Like Fortescue Metals Group Limited (ASX: FMG), BHP Billiton Limited (ASX: BHP) and many of the world’s biggest miners, Rio is dependent on Chinese economic growth and, in particular, its government’s spending on infrastructure projects such as housing, transportation and urban developments. Although Rio will be rapidly increasing production of key commodities in the next few years so too are its international rivals. As any business graduate will tell you, greater supply without an equivalent rise in demand will most likely result in falling prices.
3. Dependence on iron ore
If China’s spending on infrastructure projects does slow, I’d rather be holding onto BHP shares than Rio because Rio is a near pure play on iron ore. Although it produces a mixture of different commodities, it doesn’t produce them on the scale it does with iron ore. Over 90% of FY13 earnings were derived from iron ore so although it may be its greatest strength, it could also be its number-one weakness.

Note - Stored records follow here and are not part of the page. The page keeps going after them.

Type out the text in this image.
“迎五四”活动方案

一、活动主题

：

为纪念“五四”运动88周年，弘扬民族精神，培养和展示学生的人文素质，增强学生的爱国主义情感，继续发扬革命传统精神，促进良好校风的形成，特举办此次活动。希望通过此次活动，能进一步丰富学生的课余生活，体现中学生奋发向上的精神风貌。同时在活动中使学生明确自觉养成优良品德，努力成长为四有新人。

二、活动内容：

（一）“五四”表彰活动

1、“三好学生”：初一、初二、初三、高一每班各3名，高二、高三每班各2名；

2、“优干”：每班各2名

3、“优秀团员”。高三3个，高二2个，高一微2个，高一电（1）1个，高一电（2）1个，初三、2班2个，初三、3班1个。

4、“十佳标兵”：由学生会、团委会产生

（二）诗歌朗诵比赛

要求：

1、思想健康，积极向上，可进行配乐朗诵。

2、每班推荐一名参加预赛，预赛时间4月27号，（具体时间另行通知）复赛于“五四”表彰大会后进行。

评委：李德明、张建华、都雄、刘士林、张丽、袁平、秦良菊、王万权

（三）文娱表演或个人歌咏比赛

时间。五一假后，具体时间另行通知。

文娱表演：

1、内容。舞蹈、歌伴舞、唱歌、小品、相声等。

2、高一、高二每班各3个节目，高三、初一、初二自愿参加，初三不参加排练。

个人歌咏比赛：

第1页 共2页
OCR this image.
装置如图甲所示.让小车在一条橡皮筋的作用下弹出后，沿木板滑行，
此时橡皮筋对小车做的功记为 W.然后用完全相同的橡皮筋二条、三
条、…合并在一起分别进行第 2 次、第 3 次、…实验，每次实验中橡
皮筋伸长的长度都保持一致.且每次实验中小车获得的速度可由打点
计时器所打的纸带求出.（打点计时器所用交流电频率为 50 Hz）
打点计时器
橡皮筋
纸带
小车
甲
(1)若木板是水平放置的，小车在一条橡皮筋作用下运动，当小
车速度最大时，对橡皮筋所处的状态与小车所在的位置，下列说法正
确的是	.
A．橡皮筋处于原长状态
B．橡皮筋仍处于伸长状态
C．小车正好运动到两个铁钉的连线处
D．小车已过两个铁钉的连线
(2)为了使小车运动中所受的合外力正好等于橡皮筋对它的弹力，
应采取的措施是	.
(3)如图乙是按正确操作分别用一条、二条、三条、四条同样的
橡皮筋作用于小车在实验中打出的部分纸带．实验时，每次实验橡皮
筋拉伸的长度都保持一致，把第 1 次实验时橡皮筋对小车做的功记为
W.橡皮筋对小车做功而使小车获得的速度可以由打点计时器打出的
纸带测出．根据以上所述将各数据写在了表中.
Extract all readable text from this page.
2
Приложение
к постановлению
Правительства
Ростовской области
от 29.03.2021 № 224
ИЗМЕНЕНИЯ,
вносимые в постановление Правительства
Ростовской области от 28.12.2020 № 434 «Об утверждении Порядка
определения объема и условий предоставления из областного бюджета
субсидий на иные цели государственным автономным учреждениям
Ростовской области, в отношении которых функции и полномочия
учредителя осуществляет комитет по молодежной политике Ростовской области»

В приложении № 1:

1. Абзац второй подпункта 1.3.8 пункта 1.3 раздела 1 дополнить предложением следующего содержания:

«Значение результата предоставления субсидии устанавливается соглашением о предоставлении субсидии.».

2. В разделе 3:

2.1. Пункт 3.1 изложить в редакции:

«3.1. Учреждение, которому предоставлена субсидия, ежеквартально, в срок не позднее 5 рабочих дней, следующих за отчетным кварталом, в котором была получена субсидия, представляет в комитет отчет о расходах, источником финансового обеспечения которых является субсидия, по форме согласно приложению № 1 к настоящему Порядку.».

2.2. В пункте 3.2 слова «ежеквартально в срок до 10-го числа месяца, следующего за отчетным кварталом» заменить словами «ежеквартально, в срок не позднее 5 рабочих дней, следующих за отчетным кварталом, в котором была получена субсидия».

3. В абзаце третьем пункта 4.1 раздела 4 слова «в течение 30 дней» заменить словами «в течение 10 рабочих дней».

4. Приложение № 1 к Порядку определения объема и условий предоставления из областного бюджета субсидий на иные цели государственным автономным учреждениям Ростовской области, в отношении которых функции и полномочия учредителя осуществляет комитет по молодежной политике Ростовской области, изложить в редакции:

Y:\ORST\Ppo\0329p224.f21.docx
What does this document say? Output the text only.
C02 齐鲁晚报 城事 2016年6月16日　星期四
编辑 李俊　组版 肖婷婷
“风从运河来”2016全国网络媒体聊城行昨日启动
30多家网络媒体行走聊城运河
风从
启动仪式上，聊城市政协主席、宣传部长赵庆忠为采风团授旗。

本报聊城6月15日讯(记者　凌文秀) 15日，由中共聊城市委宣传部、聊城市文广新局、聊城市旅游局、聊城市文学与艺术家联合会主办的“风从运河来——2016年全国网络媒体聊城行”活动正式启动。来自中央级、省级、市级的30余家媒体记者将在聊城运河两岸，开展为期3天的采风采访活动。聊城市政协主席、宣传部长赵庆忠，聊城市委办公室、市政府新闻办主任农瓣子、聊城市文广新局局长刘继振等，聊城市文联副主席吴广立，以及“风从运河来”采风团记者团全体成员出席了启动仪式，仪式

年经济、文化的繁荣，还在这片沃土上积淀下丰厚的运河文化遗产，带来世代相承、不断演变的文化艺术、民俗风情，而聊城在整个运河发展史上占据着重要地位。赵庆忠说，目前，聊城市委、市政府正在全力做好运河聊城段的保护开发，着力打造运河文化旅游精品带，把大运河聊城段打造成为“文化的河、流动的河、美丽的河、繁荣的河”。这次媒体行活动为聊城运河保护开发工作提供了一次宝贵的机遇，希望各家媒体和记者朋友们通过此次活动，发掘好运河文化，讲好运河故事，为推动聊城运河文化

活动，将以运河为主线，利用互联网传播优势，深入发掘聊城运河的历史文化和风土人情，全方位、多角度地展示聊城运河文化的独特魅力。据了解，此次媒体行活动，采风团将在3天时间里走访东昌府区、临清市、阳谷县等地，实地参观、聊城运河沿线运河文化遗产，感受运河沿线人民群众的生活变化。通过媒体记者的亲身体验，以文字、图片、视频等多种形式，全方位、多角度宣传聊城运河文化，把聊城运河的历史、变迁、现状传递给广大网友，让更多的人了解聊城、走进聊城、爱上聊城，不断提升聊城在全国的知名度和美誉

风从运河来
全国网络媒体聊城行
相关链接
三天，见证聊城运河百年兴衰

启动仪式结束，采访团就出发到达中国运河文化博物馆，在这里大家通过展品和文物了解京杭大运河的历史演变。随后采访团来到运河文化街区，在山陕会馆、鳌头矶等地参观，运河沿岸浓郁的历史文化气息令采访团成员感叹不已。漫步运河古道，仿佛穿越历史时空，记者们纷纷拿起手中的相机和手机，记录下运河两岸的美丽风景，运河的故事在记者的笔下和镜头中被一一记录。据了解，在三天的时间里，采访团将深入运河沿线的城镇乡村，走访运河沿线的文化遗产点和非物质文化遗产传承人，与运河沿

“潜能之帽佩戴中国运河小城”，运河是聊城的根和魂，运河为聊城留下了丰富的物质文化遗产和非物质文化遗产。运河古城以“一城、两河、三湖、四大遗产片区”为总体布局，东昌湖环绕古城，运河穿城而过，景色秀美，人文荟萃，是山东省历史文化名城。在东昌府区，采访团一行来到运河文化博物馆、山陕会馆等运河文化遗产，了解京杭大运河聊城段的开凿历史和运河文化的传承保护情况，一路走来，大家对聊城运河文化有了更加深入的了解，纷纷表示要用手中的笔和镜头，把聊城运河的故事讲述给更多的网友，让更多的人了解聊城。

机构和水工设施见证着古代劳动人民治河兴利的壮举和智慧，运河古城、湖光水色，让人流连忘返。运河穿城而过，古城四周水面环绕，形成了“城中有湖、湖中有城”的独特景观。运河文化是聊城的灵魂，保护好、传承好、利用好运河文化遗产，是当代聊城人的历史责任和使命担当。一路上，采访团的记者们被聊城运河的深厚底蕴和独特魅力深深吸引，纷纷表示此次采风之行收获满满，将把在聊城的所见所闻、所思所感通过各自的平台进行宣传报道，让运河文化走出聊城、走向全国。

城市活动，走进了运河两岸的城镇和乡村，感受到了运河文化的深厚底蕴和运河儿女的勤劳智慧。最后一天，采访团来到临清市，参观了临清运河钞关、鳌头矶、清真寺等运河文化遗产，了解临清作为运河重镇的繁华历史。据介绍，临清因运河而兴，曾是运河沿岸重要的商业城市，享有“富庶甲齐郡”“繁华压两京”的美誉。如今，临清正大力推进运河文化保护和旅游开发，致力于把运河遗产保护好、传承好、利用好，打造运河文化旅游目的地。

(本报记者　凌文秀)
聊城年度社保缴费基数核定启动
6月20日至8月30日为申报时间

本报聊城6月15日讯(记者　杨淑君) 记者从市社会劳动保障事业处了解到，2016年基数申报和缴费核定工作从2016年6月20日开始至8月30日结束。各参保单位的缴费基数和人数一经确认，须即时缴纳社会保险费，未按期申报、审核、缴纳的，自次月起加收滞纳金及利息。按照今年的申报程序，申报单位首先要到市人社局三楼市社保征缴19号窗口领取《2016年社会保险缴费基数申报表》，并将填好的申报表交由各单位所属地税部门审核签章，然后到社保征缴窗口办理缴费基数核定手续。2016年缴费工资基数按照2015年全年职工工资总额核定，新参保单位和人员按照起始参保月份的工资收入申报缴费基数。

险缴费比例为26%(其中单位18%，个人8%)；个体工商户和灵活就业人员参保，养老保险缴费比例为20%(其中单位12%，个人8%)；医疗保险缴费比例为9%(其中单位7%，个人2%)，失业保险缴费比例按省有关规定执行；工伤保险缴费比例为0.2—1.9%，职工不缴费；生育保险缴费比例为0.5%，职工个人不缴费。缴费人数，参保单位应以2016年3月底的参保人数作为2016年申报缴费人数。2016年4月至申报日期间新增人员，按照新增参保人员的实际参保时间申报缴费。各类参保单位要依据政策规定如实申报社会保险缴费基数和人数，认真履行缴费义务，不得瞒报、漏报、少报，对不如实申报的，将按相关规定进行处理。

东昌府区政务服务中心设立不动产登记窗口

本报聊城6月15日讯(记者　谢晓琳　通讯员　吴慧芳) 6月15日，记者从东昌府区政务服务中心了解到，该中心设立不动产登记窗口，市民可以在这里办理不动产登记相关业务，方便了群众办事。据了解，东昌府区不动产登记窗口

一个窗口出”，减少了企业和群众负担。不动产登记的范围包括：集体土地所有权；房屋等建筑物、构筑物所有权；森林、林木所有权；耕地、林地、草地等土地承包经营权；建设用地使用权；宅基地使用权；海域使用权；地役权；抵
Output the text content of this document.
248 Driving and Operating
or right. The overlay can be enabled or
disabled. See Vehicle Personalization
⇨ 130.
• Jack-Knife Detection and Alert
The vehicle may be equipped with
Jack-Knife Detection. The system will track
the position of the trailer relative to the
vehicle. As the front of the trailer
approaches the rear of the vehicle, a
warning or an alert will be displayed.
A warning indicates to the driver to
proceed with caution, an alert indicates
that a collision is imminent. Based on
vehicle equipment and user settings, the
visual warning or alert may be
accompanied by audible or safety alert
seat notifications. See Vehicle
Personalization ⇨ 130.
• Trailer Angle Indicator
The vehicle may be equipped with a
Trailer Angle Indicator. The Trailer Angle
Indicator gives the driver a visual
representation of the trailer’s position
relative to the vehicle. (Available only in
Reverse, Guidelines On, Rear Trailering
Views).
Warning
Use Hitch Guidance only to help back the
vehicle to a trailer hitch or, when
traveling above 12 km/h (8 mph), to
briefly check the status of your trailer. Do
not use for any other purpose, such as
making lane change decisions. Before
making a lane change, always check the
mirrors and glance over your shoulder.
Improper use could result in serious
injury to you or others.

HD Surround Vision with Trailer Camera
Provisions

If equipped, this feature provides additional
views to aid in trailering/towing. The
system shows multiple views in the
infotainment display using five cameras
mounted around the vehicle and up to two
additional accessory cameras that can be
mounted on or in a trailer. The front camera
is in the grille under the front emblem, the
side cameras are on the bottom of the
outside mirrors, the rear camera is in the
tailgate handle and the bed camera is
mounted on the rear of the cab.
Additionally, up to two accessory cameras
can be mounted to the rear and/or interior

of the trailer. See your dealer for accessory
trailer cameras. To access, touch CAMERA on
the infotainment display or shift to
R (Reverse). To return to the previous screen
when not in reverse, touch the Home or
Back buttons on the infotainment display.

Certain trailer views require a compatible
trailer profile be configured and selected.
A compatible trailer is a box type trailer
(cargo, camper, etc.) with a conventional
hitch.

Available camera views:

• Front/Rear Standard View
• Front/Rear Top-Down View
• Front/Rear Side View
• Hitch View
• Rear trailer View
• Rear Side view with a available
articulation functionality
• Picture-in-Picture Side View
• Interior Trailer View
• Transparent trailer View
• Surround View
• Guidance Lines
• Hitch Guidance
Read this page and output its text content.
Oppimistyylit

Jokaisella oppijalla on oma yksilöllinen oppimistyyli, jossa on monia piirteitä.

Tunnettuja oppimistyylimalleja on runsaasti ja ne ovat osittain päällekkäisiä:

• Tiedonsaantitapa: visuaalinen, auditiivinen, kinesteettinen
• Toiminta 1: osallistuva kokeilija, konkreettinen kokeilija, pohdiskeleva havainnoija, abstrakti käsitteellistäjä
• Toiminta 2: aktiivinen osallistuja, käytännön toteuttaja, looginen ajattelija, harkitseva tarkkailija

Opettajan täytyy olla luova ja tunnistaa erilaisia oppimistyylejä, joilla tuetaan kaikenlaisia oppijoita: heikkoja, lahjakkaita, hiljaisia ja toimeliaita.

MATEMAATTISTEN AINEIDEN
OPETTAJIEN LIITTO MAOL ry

Bullish resources investors would likely be seeing value in Rio shares at current prices, as the miner continues to ramp-up production and pay down debt, but for those unwilling to take on the risks inherent in the sector, you’re probably asking yourself: “Why would I take on the added risk to invest in the company?”
If Rio can stem the bleeding and stop destroying shareholder value with constant write-downs and enjoy a couple of years with the iron ore price above $US110 per tonne, it’s likely the miner’s share price will jump in the next 24 months. If that happens, its current price will look like a bargain. But, if the stars don’t align, remember it’s the risk you took when you bought the shares.